According to CBO’s report released today: 

  • “In general, if inflation was persistently higher than it is in the Congressional Budget Office’s economic forecast and if interest rates were also significantly higher but all other inputs to the budget projection process were unchanged, then projected budget deficits and debt would be larger in dollar terms, on net, throughout the 2022-2031 period.”  
  • To provide an illustrative estimate, CBO analyzed how its budget projections would have changed from its February 2021 pre-inflation period if it had instead used the higher paths for inflation and interest rates (“high-rate scenario”) that have arisen and have been fueled by Biden Administration policies.  Under that scenario, CBO says:  
    • “The projected deficit would be larger by $2.3 trillion from 2022 to 2031 under the high-rate scenario than in the baseline.”  
    • “The larger budget deficits would arise primarily because the government’s net interest costs would be [$2.5 trillion] higher…” 
    • “Larger increases in wage rates and prices generally lead to greater labor income, profits, and other nominal income, which in turn generate larger collections of individual income taxes, payroll taxes, and corporate income taxes.”  How much?  $3.4 trillion increased revenue in the high-rate scenario, partly stemming from stealth taxes on phantom gains that are not gains people see in purchasing power of their wages and incomes.  Even worse, because not all the aspects of the tax code are indexed to inflation, more and more middle- and working-class Americans will become subject to taxes originally imposed on the “rich.”  
    • In the high-rate scenario, revenues would rise by $3.4 trillion, federal outlays would rise by $5.7 trillion, and the federal deficit would rise by $2.3 trillion relative to CBO’s baseline without high inflation and interest rates.  

Background:  

Consumer price inflation increased to a staggering 7.5 percent in January from below 1.5 percent when Biden took office.  The untargeted $1.9 trillion spending spree enacted by Democrats last year on a partisan basis helped fuel high, accelerating inflation.  Even left-leaning economists warned that last year’s big-spending agenda created risk of an inflation spike, with former Treasury Secretary Larry Summers labeling the spree as the “least responsible macroeconomic policy we’ve had in the last 40 years.”  

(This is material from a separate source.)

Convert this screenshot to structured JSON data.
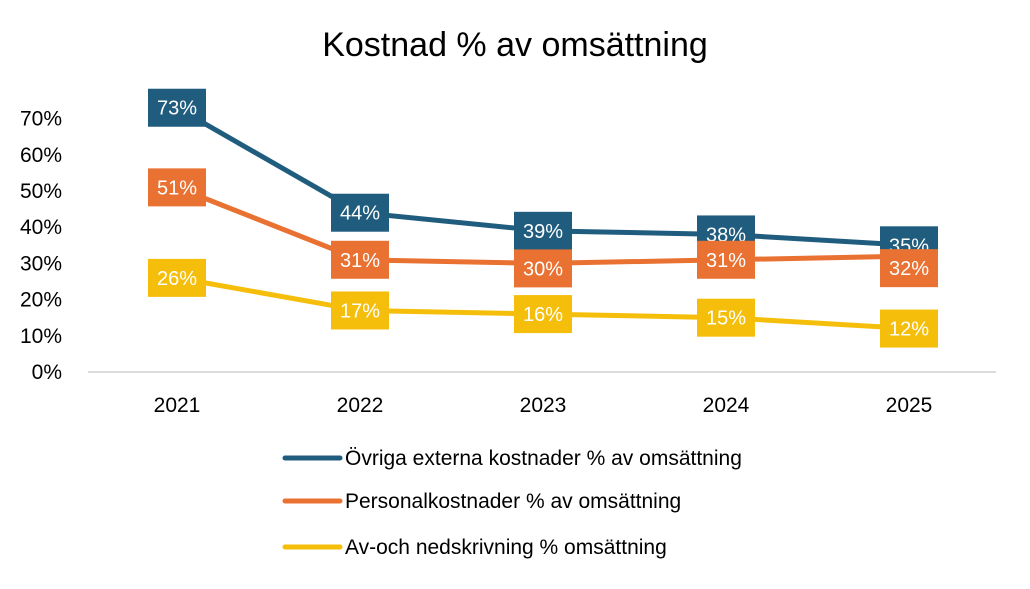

The national debt is projected within a decade to surpass its historical high and then continue to climb.  Once a new crisis arises that awakens needs or calls for more debt-fueled spending, the added debt pushes the United States further toward unchartered territory and closer to the limits of a fiscal crisis. 

As the CBO has repeatedly warned, our high and rising federal debt risks a fiscal crisis. Last year, CBO observed:   

“Debt that is high and rising as a percentage of GDP boosts federal and private borrowing costs, slows the growth of economic output, and increases interest payments abroad.  A growing debt burden could increase the risk of a fiscal crisis and higher inflation as well as undermine confidence in the U.S. dollar, making it more costly to finance public and private activity in international markets.”   

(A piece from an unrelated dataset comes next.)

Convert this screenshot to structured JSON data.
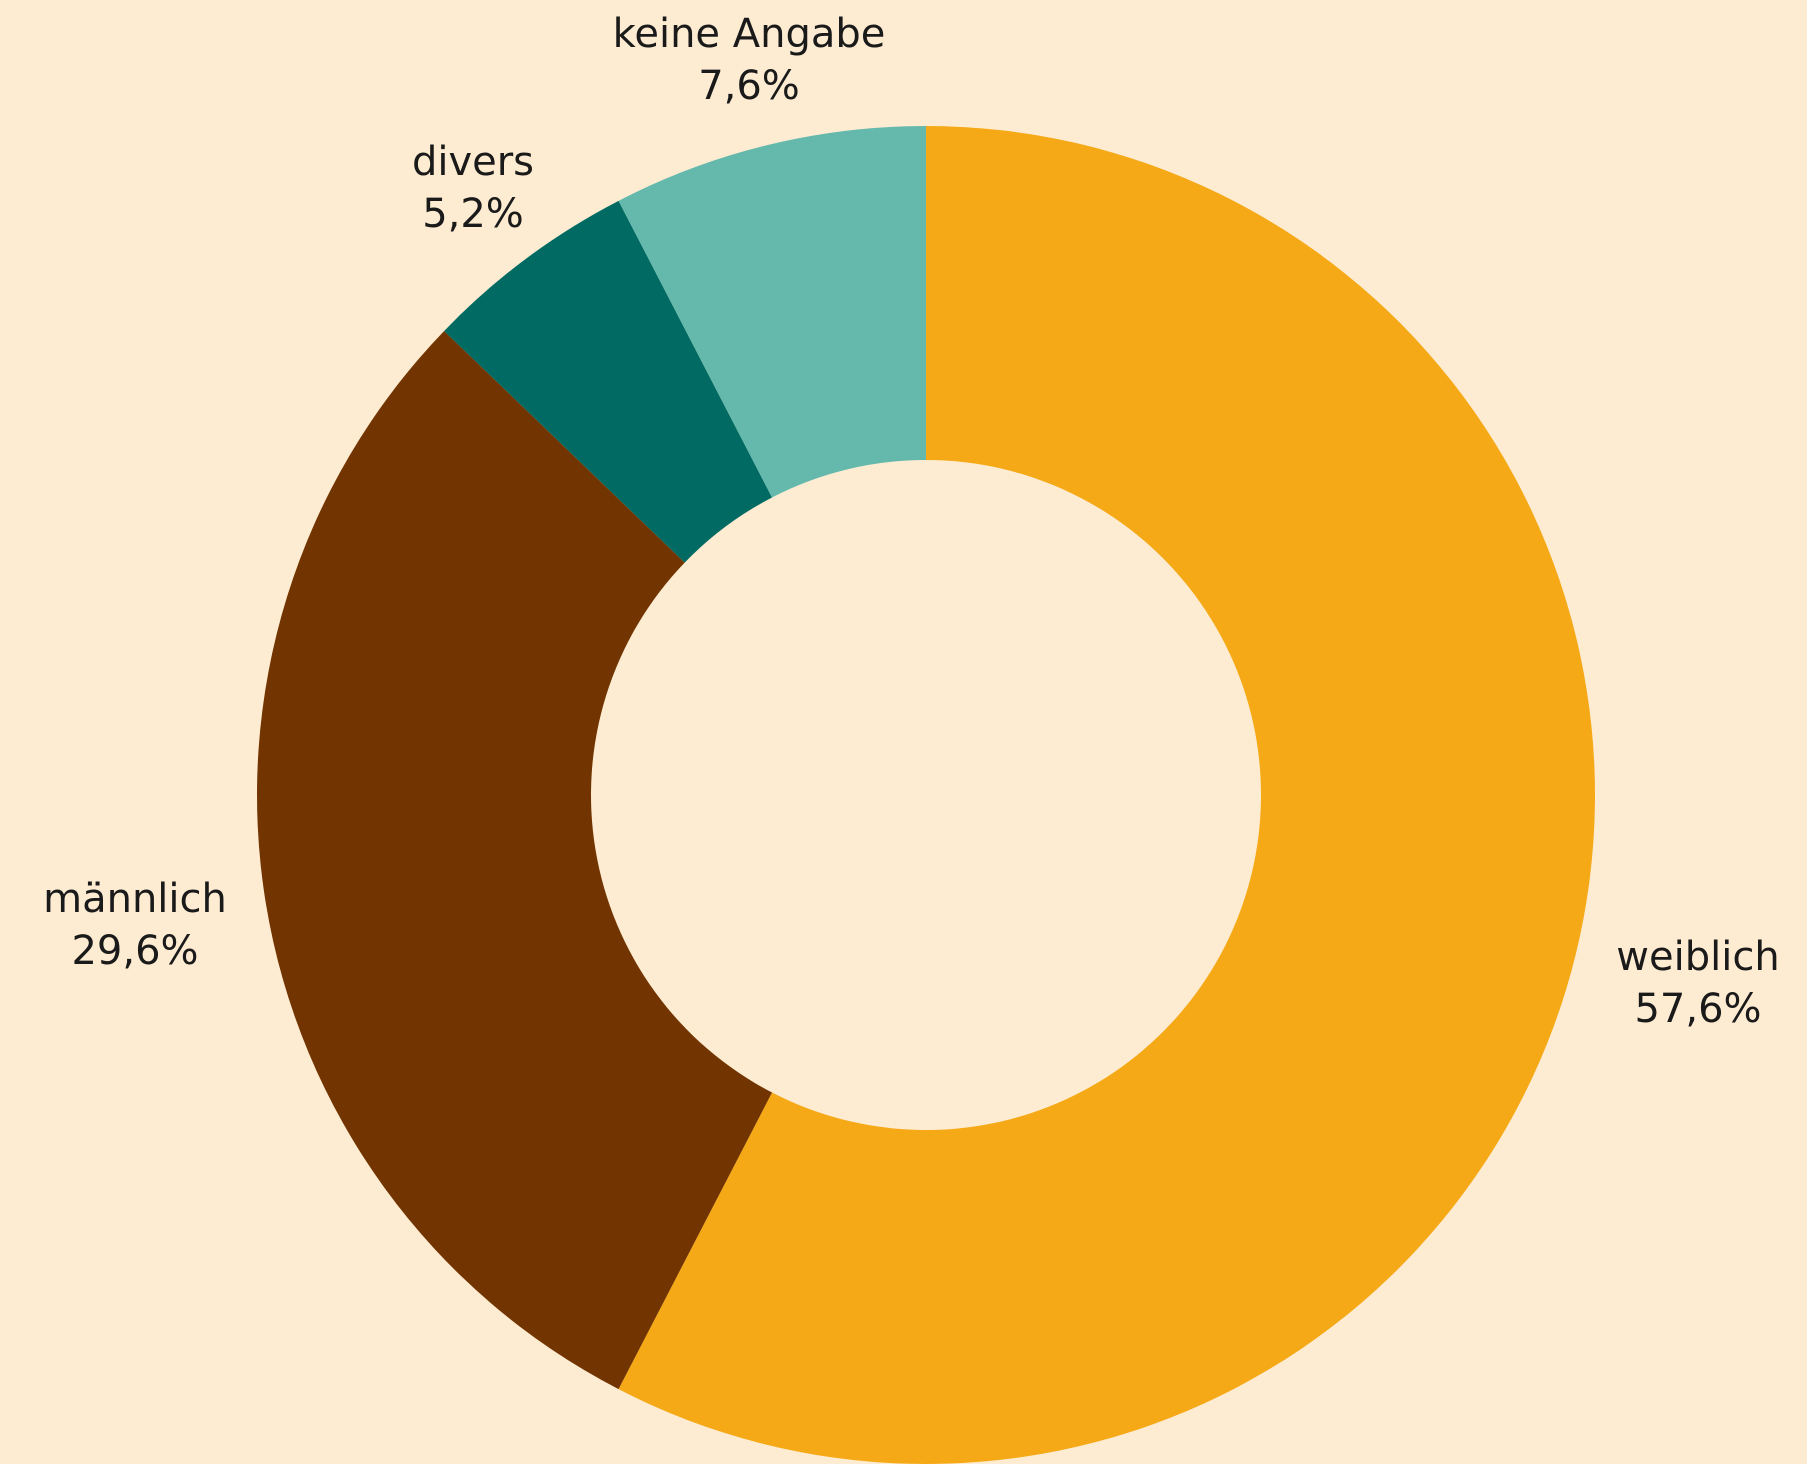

High and rising debt, and resources needed to service the debt, also leaves less “fiscal space” available for use in everything from low-income support programs to national defense, and further limits our ability to respond to new crises.  As CBO identified in the same report last year:  

“High and rising debt also might cause policymakers to feel constrained from implementing deficit-­financed fiscal policy to respond to unforeseen events or for other purposes, such as to promote economic activity or strengthen national defense.”